Na prática judiciária, em decisões judiciais de 1.ª instância e em promoções e recursos do Ministério Público, vem fazendo curso a posição de que as medidas de coacção especiais urgentes de proibição de contactos com a vítima e de frequência de certos lugares (art. 31.º, n.º 1, da Lei n.º 112/2009) não estão sujeitas a quaisquer prazos máximos de duração, nomeadamente aos previstos no art. 215.º, n.º 2, do CPP (ex vi art. 218.º, n.º 2, do CPP) para as medidas de coacção homólogas estabelecidas pelo art. 200.º, n.º 2, do CPP). Medidas de coacção especiais essas que, portanto, desse ponto de vista, poderiam como que eternizar-se no processo, fosse qual fosse a sua duração e independentemente da observância dos prazos de duração máxima das diversas fases processuais que o Código prevê. Algo que, diz-se, sempre seria contrabalançado pela aplicabilidade das normas relativas à revogação e substituição das medidas de coacção constantes do art. 212.º do CPP.
Para sustentar essa ilimitação invoca-se o disposto no art. 35.º, n.º 5, da Lei n.º 112/2009, de acordo com o qual “à revogação, alteração e extinção das medidas de afastamento fiscalizadas por meios técnicos de controlo à distância aplicam-se as regras previstas nos artigos 55.º a 57.º do Código Penal e nos artigos 212.º e 282.º do Código de Processo Penal”. Norma que é associada a uma intencionalidade de protecção reforçada das vítimas de violência doméstica, que, quanto a este específico ponto, seria como que uma ilha processual que desconheceria princípios constitucionais basilares em matéria de restrições de direitos fundamentais das pessoas mediante aplicação de medidas de coacção processuais penais como o princípio da proporcionalidade e o princípio da precariedade.
Na doutrina, Vítor Sequinho dos Santos e Ana Mafalda Sequinho dos Santos (in: Medidas de Coacção, 2020, e-book do CEJ, p. 80 e 147, respectivamente), pronunciam-se no sentido da imposição de um prazo máximo a estas medidas de coacção especiais previstas no art. 31.º, n.º 1, da Lei n.º 112/2009, o previsto nos arts. 215.º, n.º 2, e 218.º, n.º 2, do CPP. Foi essa igualmente a conclusão do Acórdão do Tribunal da Relação do Porto de 16.11.2022 (Proc. 983/21.7PBAVR-A.P1). Entendendo, correctamente, que o art. 35.º da Lei n.º 112/2009 nada dispõe acerca da duração daquelas medidas de coacção, a Relação apelou ao previsto no art. 3.º do CPP, que manda aplicar as disposições do Código aos processos de natureza penal regulados em lei especial. Uma aplicação subsidiária que só não terá lugar se for contrariada por alguma disposição legal especial. Ora, o certo é que o art. 35.º, n.º 5, da Lei n.º 112/2009 tem que ver apenas com os termos em que se poderão manter as medidas de afastamento fiscalizadas por meios técnicos de controlo à distância, nessa medida ligando-se não à duração da medida propriamente dita, mas antes aos respectivos meios de controlo.

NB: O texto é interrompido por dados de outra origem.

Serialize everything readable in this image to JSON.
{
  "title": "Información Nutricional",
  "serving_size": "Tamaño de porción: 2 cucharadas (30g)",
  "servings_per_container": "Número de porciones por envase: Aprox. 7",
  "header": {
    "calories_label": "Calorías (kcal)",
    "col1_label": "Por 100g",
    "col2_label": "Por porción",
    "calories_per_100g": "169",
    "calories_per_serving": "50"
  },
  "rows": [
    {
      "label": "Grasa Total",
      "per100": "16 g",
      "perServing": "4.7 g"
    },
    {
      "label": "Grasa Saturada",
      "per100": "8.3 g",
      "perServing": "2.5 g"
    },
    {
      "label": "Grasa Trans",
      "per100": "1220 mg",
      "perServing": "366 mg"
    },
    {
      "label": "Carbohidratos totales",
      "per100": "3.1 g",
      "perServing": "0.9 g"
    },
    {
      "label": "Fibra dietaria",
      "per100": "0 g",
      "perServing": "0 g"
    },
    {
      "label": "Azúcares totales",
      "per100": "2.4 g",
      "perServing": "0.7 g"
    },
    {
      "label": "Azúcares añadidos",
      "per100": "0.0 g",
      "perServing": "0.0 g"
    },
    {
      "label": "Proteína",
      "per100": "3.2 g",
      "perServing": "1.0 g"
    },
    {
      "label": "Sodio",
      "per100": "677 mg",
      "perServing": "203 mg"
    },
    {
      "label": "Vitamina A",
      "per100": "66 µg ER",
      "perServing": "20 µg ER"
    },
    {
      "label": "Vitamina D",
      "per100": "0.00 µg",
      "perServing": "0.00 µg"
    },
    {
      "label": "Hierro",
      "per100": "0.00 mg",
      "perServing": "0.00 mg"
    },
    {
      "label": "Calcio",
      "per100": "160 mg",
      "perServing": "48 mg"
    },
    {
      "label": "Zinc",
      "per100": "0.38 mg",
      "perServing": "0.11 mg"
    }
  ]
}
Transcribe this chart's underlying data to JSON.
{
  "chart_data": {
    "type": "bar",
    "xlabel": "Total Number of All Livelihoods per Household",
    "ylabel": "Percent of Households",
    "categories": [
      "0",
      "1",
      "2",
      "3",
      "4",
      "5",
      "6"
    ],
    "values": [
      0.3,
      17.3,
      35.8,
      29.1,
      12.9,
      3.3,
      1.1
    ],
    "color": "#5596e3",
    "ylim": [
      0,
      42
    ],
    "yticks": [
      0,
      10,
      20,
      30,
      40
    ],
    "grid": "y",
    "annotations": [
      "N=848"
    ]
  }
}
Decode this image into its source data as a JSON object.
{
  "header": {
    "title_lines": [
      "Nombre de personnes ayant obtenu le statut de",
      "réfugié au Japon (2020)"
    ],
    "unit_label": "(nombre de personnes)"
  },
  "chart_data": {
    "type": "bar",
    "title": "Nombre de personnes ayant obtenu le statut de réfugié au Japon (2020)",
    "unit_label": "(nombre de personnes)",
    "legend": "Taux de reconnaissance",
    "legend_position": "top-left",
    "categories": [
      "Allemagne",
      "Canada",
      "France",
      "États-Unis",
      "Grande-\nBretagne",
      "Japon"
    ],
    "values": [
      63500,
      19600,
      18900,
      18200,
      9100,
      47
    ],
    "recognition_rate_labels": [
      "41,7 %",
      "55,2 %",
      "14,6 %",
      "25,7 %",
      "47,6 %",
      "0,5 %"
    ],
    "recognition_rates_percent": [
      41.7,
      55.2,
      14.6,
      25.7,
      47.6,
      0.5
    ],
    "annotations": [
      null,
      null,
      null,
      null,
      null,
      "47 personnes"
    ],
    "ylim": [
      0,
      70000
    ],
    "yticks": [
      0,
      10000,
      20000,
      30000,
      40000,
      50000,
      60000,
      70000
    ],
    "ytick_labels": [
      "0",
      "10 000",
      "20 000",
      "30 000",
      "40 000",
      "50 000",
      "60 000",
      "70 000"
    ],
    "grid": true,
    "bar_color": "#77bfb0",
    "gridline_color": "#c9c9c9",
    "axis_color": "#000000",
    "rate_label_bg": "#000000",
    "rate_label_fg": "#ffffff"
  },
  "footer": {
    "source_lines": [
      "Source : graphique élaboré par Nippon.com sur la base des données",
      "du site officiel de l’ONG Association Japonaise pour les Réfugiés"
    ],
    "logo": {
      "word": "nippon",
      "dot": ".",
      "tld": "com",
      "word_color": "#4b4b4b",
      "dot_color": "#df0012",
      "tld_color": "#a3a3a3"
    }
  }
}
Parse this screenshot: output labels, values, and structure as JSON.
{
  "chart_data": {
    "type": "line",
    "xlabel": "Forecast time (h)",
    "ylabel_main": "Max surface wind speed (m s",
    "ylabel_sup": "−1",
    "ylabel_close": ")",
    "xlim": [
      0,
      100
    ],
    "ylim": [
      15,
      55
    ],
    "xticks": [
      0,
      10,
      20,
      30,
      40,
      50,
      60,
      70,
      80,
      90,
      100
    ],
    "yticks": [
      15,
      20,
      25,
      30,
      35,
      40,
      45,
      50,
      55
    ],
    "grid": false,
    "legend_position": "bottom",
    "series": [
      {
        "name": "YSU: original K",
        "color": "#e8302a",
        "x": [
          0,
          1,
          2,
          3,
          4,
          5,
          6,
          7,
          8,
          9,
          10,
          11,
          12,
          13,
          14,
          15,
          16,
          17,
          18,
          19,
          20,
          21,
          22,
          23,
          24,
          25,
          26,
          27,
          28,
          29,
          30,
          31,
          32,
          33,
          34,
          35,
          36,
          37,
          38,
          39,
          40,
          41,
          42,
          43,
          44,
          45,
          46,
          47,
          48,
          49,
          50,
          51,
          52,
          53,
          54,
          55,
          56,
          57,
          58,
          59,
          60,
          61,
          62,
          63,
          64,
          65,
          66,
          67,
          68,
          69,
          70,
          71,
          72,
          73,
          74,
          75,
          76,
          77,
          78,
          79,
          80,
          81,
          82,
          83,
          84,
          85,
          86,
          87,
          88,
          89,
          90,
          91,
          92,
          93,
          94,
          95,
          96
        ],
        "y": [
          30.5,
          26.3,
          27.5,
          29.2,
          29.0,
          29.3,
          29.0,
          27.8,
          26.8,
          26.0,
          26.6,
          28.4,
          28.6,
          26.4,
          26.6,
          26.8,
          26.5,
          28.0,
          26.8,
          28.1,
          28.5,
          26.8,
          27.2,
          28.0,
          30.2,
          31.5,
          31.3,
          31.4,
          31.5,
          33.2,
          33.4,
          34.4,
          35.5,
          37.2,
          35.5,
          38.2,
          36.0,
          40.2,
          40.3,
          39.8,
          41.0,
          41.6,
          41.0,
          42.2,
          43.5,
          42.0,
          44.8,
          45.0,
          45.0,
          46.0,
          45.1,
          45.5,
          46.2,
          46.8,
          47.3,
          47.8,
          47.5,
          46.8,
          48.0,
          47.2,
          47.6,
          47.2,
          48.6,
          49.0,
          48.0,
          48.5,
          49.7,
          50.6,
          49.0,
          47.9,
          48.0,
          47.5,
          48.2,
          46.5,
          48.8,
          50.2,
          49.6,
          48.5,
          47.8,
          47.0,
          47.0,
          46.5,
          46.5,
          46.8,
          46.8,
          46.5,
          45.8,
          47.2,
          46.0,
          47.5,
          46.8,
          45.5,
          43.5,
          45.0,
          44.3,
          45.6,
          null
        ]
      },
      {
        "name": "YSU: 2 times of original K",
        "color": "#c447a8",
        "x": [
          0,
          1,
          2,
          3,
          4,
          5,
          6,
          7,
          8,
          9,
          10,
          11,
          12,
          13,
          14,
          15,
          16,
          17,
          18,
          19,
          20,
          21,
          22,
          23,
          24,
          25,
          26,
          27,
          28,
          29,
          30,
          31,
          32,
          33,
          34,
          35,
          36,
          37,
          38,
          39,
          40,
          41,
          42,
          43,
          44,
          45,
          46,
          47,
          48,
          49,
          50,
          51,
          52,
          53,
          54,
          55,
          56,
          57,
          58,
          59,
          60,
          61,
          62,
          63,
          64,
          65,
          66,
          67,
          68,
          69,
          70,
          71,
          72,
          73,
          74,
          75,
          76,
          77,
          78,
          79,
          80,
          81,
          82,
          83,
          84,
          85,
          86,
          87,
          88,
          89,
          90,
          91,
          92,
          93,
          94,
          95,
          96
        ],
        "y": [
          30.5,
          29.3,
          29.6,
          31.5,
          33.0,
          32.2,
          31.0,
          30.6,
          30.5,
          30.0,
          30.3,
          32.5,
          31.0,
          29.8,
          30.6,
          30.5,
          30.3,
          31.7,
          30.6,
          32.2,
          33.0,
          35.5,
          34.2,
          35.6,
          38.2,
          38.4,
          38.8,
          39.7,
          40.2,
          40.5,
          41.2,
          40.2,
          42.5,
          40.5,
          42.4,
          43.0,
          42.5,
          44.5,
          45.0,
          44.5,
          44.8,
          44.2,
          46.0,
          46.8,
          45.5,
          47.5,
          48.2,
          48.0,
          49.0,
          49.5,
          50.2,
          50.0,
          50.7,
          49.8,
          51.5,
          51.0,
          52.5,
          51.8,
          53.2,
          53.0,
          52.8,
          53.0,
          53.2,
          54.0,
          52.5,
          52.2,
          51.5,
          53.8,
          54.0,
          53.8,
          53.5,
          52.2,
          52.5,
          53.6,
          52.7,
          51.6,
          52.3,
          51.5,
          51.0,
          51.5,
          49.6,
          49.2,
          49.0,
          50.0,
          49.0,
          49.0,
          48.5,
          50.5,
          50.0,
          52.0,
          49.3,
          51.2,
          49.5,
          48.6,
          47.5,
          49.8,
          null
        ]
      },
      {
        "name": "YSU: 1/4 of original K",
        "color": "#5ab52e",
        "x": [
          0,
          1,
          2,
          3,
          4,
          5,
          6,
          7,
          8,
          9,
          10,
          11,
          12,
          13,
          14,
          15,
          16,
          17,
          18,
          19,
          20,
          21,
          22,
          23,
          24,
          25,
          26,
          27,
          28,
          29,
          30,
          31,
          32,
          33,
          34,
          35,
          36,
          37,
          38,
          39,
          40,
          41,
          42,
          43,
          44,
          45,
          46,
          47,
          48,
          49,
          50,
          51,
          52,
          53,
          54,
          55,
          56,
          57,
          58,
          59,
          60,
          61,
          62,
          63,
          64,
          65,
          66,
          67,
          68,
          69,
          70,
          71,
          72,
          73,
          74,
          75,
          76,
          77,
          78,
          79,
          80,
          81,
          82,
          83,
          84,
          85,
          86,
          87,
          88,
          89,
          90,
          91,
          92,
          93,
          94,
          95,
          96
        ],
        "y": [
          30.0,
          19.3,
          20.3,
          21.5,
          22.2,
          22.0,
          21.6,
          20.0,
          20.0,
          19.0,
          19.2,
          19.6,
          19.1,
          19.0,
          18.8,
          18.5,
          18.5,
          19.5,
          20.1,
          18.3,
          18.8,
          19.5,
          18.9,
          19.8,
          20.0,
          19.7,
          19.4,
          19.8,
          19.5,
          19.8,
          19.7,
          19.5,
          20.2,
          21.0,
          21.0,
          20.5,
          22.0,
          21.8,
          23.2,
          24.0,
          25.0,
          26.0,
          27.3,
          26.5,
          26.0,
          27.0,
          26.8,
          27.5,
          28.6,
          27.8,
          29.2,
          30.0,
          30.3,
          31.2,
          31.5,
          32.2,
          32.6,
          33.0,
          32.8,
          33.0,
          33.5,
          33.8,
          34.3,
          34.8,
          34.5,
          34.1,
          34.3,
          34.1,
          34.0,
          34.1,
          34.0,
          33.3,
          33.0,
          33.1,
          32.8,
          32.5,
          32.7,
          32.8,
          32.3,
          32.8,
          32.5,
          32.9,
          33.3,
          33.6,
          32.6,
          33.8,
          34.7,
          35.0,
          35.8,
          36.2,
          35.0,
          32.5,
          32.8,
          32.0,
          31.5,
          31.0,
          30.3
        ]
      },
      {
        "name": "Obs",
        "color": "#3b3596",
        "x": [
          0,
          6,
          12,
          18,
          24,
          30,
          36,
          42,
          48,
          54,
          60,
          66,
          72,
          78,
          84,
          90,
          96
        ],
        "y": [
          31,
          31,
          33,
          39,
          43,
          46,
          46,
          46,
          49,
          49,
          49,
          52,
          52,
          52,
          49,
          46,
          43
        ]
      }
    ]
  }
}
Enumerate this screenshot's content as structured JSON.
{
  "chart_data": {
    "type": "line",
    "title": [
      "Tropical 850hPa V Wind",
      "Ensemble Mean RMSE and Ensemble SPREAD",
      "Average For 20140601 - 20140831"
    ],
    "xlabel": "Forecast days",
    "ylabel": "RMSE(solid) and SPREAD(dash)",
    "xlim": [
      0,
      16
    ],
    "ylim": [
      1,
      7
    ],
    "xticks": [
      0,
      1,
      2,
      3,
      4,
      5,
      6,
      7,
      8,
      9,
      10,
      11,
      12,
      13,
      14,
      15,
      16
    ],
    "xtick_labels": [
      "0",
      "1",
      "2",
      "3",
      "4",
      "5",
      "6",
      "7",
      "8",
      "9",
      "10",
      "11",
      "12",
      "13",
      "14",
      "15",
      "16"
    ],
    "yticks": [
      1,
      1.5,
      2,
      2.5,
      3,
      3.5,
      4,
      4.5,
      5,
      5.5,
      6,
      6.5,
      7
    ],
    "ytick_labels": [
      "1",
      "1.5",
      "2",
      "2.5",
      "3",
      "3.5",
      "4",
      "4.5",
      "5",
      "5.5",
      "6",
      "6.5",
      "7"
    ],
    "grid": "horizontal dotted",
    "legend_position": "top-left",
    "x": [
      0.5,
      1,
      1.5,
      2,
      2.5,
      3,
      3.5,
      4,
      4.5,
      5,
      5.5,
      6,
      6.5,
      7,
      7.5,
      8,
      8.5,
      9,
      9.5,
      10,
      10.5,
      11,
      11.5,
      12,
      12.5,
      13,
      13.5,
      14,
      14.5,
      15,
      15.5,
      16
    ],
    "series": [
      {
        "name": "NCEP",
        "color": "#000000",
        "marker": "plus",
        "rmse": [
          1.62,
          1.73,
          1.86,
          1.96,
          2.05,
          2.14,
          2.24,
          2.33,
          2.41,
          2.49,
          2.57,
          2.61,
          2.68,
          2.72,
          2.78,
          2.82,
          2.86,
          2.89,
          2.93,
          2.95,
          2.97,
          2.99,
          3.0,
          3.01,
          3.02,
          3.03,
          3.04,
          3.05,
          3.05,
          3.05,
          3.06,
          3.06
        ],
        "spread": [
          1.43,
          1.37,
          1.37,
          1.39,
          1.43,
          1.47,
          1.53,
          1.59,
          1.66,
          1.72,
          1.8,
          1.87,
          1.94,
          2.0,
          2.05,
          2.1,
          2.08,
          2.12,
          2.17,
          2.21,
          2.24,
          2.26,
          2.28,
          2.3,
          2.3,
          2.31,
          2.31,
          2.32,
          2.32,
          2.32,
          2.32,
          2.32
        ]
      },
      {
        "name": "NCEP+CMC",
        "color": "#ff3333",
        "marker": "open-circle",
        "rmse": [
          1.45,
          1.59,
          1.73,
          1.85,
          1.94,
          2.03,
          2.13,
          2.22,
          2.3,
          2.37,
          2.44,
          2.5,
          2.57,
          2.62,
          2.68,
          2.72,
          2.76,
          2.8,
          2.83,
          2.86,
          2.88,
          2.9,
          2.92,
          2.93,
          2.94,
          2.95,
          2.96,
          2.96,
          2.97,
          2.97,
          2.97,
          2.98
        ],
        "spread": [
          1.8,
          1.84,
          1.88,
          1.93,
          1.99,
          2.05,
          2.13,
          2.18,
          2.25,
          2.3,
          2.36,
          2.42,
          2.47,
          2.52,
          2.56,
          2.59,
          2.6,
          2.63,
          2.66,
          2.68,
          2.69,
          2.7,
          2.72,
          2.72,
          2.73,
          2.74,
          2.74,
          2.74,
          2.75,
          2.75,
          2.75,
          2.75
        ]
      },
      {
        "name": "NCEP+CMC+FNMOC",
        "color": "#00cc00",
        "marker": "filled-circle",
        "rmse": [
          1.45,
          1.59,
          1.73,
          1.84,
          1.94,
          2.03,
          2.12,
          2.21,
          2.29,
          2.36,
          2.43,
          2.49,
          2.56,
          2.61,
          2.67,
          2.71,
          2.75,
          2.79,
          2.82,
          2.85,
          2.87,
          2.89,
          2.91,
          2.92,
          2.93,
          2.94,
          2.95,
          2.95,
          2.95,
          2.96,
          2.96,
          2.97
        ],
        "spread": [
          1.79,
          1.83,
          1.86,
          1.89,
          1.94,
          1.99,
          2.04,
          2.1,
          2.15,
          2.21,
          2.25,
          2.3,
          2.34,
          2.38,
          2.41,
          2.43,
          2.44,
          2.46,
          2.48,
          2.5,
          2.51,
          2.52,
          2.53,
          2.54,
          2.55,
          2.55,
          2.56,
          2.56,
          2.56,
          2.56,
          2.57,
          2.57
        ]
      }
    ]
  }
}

Nada faz supor que o legislador tivesse querido afastar destas medidas de coacção de proibição de contactos e de frequência de lugares princípios constitucionais relativos às medidas de coacção como são os da proporcionalidade e da precariedade. Mal se compreenderia, na verdade, que tais princípios fossem derrogados numa matéria tão sensível para os direitos fundamentais como é a dos prazos de duração das medidas de coacção de forma tão enviesada, através de uma norma que dificilmente consente uma leitura que a ligue a tal matéria e não possui, por isso, a densidade que sempre se deverá exigir às ingerências estaduais na esfera dos direitos, liberdades e garantias fundamentais das pessoas.
Só pode assim saudar-se o freio que a Relação do Porto, naquele Acórdão de 16.11.2022, colocou à tese, sem base legal e incompatível com os ditames constitucionalmente estabelecidos para a restrição de direitos fundamentais, da ilimitação da duração das medidas de coacção urgentes especialmente previstas na Lei n.º 112/2009. Tal como todos os demais, também os processos relativos a crimes de violência doméstica devem enfim subordinar-se incondicionalmente aos princípios constitucionais que dão corpo à ideia de Estado de Direito.